Мои собственные накопления чуть ли не все истрачены, за три посещения ухнул пятьдесят тысяч Единиц Организованной Энергии. И вы знаете, как это бывает — еще каких-нибудь четыре месяца назад жил вполне довольный своим положением, на окружающих смотрел свысока, собой гордился, а теперь места не нахожу. И коттедж и свой личный флаер последней модели — все опротивело, чувствую себя нищим по сравнению с тем, что мог бы иметь в случае удачной операции.
Хожу, кусаю губы. И как раз через неделю после моего возвращения утречком по телевидению сообщают о замечательной находке под Римом. Археолог-дилетант, копаясь в окрестностях Вальчетты, обнаружил в развалинах древнего храма погребенный под землей ход в стене, тайник, а в нем целую коллекцию превосходнейших античных камей — знаете, такие резные камни с рельефным изображением. Находка датируется двухсотыми годами до нашей эры — в этом сходятся мнения искусствоведов и показания прибора.
Вот, думаю, везет некоторым. А тут можешь прыгать в прошлое, и то ничего.
Приносят газеты. На первой странице заголовки о чудесных камеях Вальчетты. Высказывается предположение, что это часть сокровищ какого-нибудь римского сенатора эпохи цезарей, который в смутное время избиений и казней решил ее припрятать.
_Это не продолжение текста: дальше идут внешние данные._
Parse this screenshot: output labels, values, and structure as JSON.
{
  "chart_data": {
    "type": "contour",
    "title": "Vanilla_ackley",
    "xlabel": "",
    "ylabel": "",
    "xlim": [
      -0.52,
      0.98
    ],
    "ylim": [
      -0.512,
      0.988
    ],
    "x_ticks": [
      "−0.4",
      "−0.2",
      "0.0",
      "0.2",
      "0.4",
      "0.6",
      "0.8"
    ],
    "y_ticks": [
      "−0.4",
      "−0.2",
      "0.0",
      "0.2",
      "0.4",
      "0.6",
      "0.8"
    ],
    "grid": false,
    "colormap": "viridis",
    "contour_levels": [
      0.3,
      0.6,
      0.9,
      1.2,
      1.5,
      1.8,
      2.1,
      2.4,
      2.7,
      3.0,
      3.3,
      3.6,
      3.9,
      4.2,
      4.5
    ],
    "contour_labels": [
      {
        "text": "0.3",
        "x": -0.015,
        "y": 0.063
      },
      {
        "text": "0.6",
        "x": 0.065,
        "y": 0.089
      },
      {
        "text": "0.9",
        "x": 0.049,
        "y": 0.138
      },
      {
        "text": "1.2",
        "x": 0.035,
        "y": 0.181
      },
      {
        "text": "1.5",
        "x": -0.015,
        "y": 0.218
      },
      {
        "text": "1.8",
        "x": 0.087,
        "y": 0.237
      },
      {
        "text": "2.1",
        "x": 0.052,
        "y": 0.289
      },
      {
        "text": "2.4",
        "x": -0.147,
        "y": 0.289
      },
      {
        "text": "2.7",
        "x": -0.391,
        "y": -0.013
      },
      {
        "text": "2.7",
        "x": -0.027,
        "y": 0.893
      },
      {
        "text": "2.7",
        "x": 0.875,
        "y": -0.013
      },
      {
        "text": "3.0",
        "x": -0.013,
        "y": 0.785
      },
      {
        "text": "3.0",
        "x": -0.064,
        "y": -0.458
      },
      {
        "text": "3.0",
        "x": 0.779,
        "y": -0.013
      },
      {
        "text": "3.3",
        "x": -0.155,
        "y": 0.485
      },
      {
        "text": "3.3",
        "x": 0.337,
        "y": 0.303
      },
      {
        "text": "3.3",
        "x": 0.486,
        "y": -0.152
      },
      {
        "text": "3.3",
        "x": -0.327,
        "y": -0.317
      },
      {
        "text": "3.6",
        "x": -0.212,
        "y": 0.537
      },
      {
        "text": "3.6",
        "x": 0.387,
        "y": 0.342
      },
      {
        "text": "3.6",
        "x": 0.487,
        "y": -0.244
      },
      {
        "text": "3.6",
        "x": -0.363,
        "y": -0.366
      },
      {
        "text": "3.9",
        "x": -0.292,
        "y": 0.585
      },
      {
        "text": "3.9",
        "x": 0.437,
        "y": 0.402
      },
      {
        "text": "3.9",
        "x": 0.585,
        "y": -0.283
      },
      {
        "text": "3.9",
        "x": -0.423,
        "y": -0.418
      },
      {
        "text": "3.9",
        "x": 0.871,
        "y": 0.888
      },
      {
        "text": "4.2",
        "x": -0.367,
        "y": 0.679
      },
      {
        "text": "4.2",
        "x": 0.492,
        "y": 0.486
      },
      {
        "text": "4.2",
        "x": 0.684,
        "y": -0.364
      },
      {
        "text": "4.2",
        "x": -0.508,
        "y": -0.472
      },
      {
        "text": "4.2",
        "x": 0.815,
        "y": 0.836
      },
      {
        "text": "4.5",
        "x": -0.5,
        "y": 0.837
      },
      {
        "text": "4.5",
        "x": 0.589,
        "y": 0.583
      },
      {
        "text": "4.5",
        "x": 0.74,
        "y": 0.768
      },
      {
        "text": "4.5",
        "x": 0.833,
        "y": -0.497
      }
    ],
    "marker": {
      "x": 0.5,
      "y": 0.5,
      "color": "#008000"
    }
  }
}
Тут же портрет человека, который раскопал потайной ход. Физиономия у него весьма решительная, как-то мало похожа на археолога-любителя. В аппарат не глядит, опустил глаза, стараясь прикинуться овечкой, а у самого рожища — бр-р-р-р-р!
Вечером вдруг звонит Кабюс. Пришел, сел. Мялся-мялся, потом говорит:
— Дураки мы с тобой.
— Почему?
— Да потому, что не надо было тащить картины Ван Гога в Камеру. Нужно было там их и оставить, в прошлом.
— Какой же смысл?
Он не торопясь берет газету с фотографией того счастливца с камеями. Смотрит на нее.
— Знаю этого типа. Он ко мне приходил еще до тебя. Только я побоялся связываться. С полгода назад было.
Тогда я хлопаю себя по лбу, потому что начинаю понимать. Парень нашел дорогу в итало-американскую Временную Петлю. Спустился в Рим эпохи цезарей, организовал там эти камеи — скорей всего действительно у какого-нибудь сенатора. Потом не стал возвращаться с ними через Камеру, а там же пошел в Вальчетту, разыскал храм, относительно которого ему было точно известно, что строение достоит до нашего времени. И ночью, чтоб никто не видел, запрятал свою добычу. Потом спокойно вынырнул в современность, раздобыл себе эти кисточки, которыми археологи орудуют, поехал в Вальчетту уже автомобильной дорогой, облачился в синий халат, взял лопату, поплевал на ладони и на следующий день поднял крик о находке. Получилось, что камеи сквозь Камеру не прошли, две тысячи лет пролежали в стене, состарились, что и было показано аппаратами.